When Colour Contrast Isn't Enough
Colour contrast ratios are one of those "bread-and-butter" tools hanging from any accessibility professional's belt. They're one of the easiest issues to spot with the naked eye, and the rules are pretty set in stone:
- A ratio of 4.5:1 for "normal" text (up to 24px)
- A ratio of 3:1 for "large" text (over 24px, or 19px if the text is bold)
Simple, right? Pick a background colour, and then make the number go up until the foreground colour satisfies the ratio.
Well, not exactly.
The numbers "work" in terms of setting a minimum baseline to work towards, but they don't take into account the subtleties and variances that the human eye can experience. Just because the numbers say your colours are "ok", doesn't mean they are. In fact, there are situations where even compliant colours can cause problems, and that's what we're going to take a brief look into now.
Halation
If you've ever stared at a neon sign outside of a shop or bar at night, you've probably noticed that the colour from the light source "bleeds" into the darker backdrop. That's halation. When users with low vision or conditions such as astigmatism view said effect, the "fog" actively works against them and can actually decrease readability, even when the mathematically-perfect ratio of 21:1 is reached.
A commonly-used way to reduce this effect is to simply adjust one of the colours in such a way that it still meets the ratios, but in a way that the contrast is reduced. If you look at webpages that have white background, for example, more often than not you'll find that the colour used isn't actually "white" (#FFFFFF) but a slightly off-white (such as #F5F5F5). To most, the colour is "white", but users who experience halation will thank you for going easy on their eyes that little bit more.
Chromostereopsis
You weren't expecting a lesson in biology, were you...? Chromostereopsis (kro-mo-ste-ree-op-sis) is that odd "vibration" that you can't explain when you put two high-saturation colours beside one another. You would never put red (#FF0000) on blue (#0000FF) because it fails the contrast ratio (2.15:1), but try it out, and you'll see it immediately. Try as you might, you'll be hard-pressed to stop the vibration effect if you try and focus on the foreground colour.

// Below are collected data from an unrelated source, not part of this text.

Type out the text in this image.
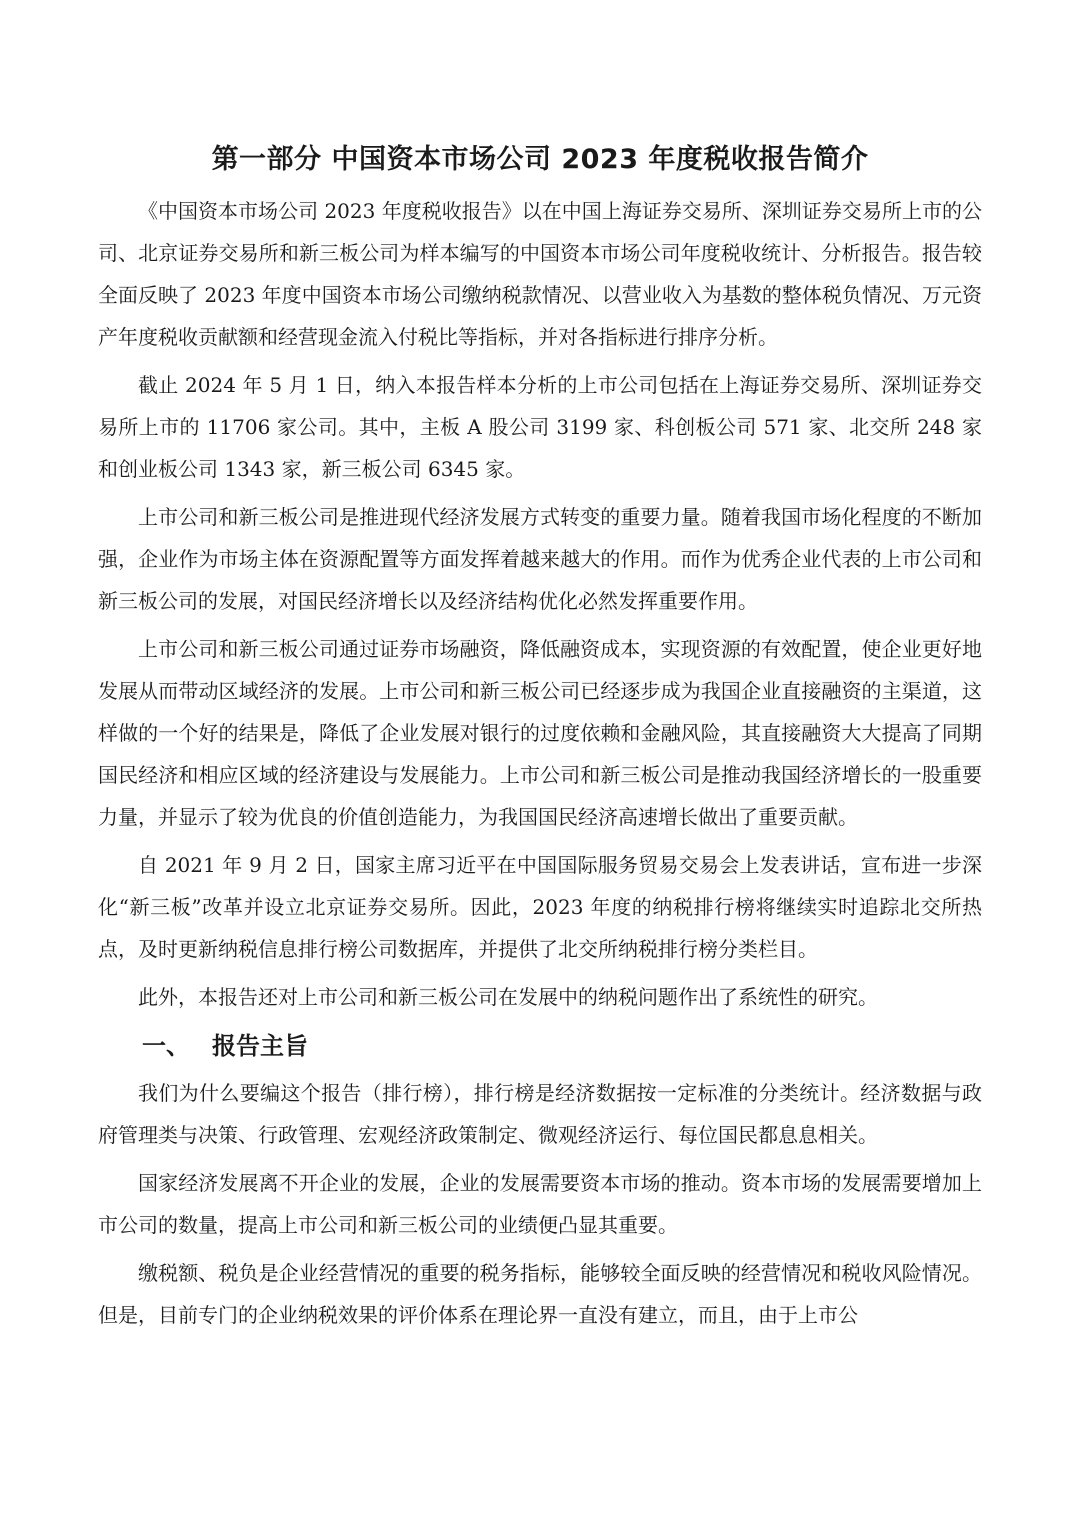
第一部分 中国资本市场公司 2023 年度税收报告简介

《中国资本市场公司 2023 年度税收报告》以在中国上海证券交易所、深圳证券交易所上市的公司、北京证券交易所和新三板公司为样本编写的中国资本市场公司年度税收统计、分析报告。报告较全面反映了 2023 年度中国资本市场公司缴纳税款情况、以营业收入为基数的整体税负情况、万元资产年度税收贡献额和经营现金流入付税比等指标，并对各指标进行排序分析。

截止 2024 年 5 月 1 日，纳入本报告样本分析的上市公司包括在上海证券交易所、深圳证券交易所上市的 11706 家公司。其中，主板 A 股公司 3199 家、科创板公司 571 家、北交所 248 家和创业板公司 1343 家，新三板公司 6345 家。

上市公司和新三板公司是推进现代经济发展方式转变的重要力量。随着我国市场化程度的不断加强，企业作为市场主体在资源配置等方面发挥着越来越大的作用。而作为优秀企业代表的上市公司和新三板公司的发展，对国民经济增长以及经济结构优化必然发挥重要作用。

上市公司和新三板公司通过证券市场融资，降低融资成本，实现资源的有效配置，使企业更好地发展从而带动区域经济的发展。上市公司和新三板公司已经逐步成为我国企业直接融资的主渠道，这样做的一个好的结果是，降低了企业发展对银行的过度依赖和金融风险，其直接融资大大提高了同期国民经济和相应区域的经济建设与发展能力。上市公司和新三板公司是推动我国经济增长的一股重要力量，并显示了较为优良的价值创造能力，为我国国民经济高速增长做出了重要贡献。

自 2021 年 9 月 2 日，国家主席习近平在中国国际服务贸易交易会上发表讲话，宣布进一步深化“新三板”改革并设立北京证券交易所。因此，2023 年度的纳税排行榜将继续实时追踪北交所热点，及时更新纳税信息排行榜公司数据库，并提供了北交所纳税排行榜分类栏目。

此外，本报告还对上市公司和新三板公司在发展中的纳税问题作出了系统性的研究。

一、 报告主旨

我们为什么要编这个报告（排行榜），排行榜是经济数据按一定标准的分类统计。经济数据与政府管理类与决策、行政管理、宏观经济政策制定、微观经济运行、每位国民都息息相关。

国家经济发展离不开企业的发展，企业的发展需要资本市场的推动。资本市场的发展需要增加上市公司的数量，提高上市公司和新三板公司的业绩便凸显其重要。

缴税额、税负是企业经营情况的重要的税务指标，能够较全面反映的经营情况和税收风险情况。但是，目前专门的企业纳税效果的评价体系在理论界一直没有建立，而且，由于上市公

WCAG calculates contrast ratio via luminance (or brightness of colour) as opposed to hue (the actual colour), so certain colour combinations can therefore "pass" the ratio criteria but still fail when put in front of an actual set of human eyes.
Colour Vision Deficiency
People with variations of colour vision deficiency may perceive certain colours as much darker than someone with typical vision. With protanopia, for example, a red button that looks "bright" to users without any colour loss may have very low luminance to users with it.
I mentioned previously that WCAG measures colour in luminance. In actuality, it's a little more specific; colour is measured in "relative luminance" (simply, how bright the human eye perceives a colour). By doing this, the colour contrast ratio ensures that colour-vision deficient users can still understand the contrast of a colour, even if they cannot see the colour itself.
How to handle all of this
Don't just design for the validator; design for the viewer.
We use tools to automate checks. They're great for a quick check, a ballpark figure, a guesstimate, but they should never supplant actual human user testing. If a user feeds back that they struggle to read a combination of colours, or that a certain part of a website hurts their head, then maybe consider some tweaks to your colour palette. Better yet, run actual user research and ask them directly. You'll save time, money and your users will thank you (even if they don't notice anything at all).